3. A method of manufacturing a ring laser gyroscope comprising the steps of:

(i) attaching one end of a pumping tubulation getter device to the outer wall of the ring laser gyroscope wherein the pumping tubulation getter device comprises:

(I) a hollow cylindrical tube of oxygen free high conductivity copper tubing adapted to be compression bonded by means of a pinch-off tool for the formation of the vacuum tight seal; and

(II) an electrophoretically deposited layer of porous sintered non-evaporable getter material selectively deposited on the internal surface of the hollow cylindrical tube leaving getter free zones at the ends of the hollow cylindrical tube;

wherein the getter material comprises:

A. a sintered particulate getter material selected from the group consisting of Zr and Ti the particles of which pass through a U.S. standard screen of 300 mesh/inch; and

B. an antisintering material selected from the group consisting of:

(a) a Zr--Al alloy comprising from 5 to 30 percent weight of aluminum balance zirconium; and

(b) a Zr--Ni alloy; and

(c) a Zr--Fe alloy; and

(d) a Zr--M₁ --M₂ alloy in which M₁ is a metal selected from the group consisting of vanadium and niobium and M₂ is a metal selected from the group consisting of nickel and iron; and

(e) graphite; and

(f) tungsten; and

(g) molybdenum, and

(h) niobium; and

(i) tantalum; and

wherein the weight ratio A:B is from 19:1 to 2:3 and wherein said particles of zirconium-aluminum alloy are generally spaced out of contact with each other; and

(ii) evacuating the ring laser gyroscope via the hollow cylindrical tube; and

(iii) heating the ring laser gyroscope to a temperature of from 25° C. to 280°C for a time of from 30 minutes to 5 days; and

(iv) activating the getter material by high frequency induction heating while air cooling the tube wall attachment area; and

(v) compression bonding the second end of the getter device by means of a pinch-off tool to form a vacuum tight seal.

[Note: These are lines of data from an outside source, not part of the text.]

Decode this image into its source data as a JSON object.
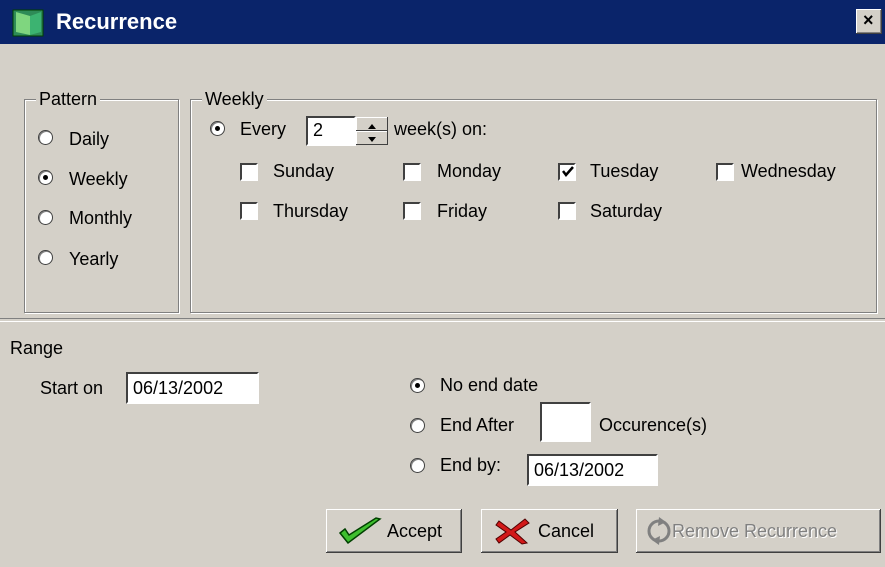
{
  "window": {
    "title": "Recurrence",
    "close_label": "×"
  },
  "pattern": {
    "legend": "Pattern",
    "options": [
      {
        "label": "Daily",
        "selected": false
      },
      {
        "label": "Weekly",
        "selected": true
      },
      {
        "label": "Monthly",
        "selected": false
      },
      {
        "label": "Yearly",
        "selected": false
      }
    ]
  },
  "weekly": {
    "legend": "Weekly",
    "every_label": "Every",
    "every_value": "2",
    "weeks_on_label": "week(s) on:",
    "days": [
      {
        "label": "Sunday",
        "checked": false
      },
      {
        "label": "Monday",
        "checked": false
      },
      {
        "label": "Tuesday",
        "checked": true
      },
      {
        "label": "Wednesday",
        "checked": false
      },
      {
        "label": "Thursday",
        "checked": false
      },
      {
        "label": "Friday",
        "checked": false
      },
      {
        "label": "Saturday",
        "checked": false
      }
    ]
  },
  "range": {
    "title": "Range",
    "start_label": "Start on",
    "start_value": "06/13/2002",
    "no_end_label": "No end date",
    "end_after_label": "End After",
    "end_after_value": "",
    "occurrences_label": "Occurence(s)",
    "end_by_label": "End by:",
    "end_by_value": "06/13/2002"
  },
  "buttons": {
    "accept": "Accept",
    "cancel": "Cancel",
    "remove": "Remove Recurrence"
  }
}
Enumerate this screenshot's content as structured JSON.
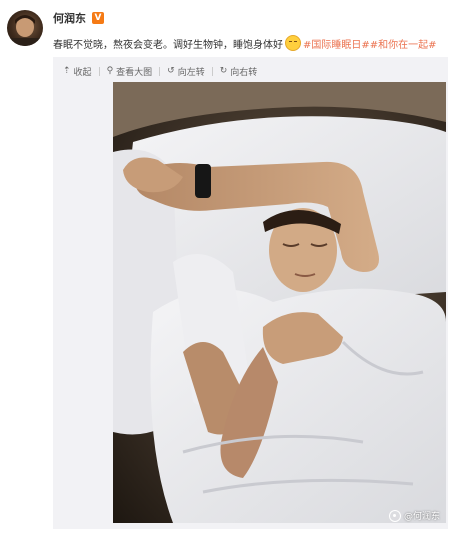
{
  "user": {
    "name": "何润东",
    "verified_badge": "V"
  },
  "post": {
    "text": "春眠不觉晓，熬夜会变老。调好生物钟，睡饱身体好",
    "emoji": "sleepy-face-emoji",
    "hashtag1": "#国际睡眠日#",
    "hashtag2": "#和你在一起#",
    "hashtag_color": "#eb7350"
  },
  "toolbar": {
    "collapse_label": "收起",
    "view_large_label": "查看大图",
    "rotate_left_label": "向左转",
    "rotate_right_label": "向右转"
  },
  "media": {
    "watermark": "@何润东"
  },
  "colors": {
    "badge": "#f57a14",
    "panel_bg": "#f2f2f5"
  }
}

4. A method of manufacturing a ring laser gyroscope comprising the steps of:

(i) attaching the first end of a pumping tubulation getter device to the outer wall of the ring laser gyroscope in fluid communication therewith: wherein the pumping tubulation getter device comprises:

(I) a hollow cylindrical metal tube; and

(II) an electrophoretically deposited layer of porous sintered non-evaporable getter material on the internal surface of the hollow cylindrical metal tube leaving zones which are free of getter material at the first and second ends of the hollow cylindrical metal tube;

wherein the getter material comprises:

A. a sintered particulate getter metal selected from the group consisting of Zr and Ti; and

B. a particulate antisintering material having a melting point higher than the melting point of the getter metal; and then

(ii) evacuating the ring laser gyroscope via the hollow cylindrical tube; and then

(iii) heating the ring laser gyroscope to a temperature of from 25° C. to 280°C for a time sufficient to substantially completely evacuate the ring laser gyroscope; and then

(iv) activating the getter material by high frequency induction heating; and then

(v) forming a vacuum tight seal in the second end of the getter device.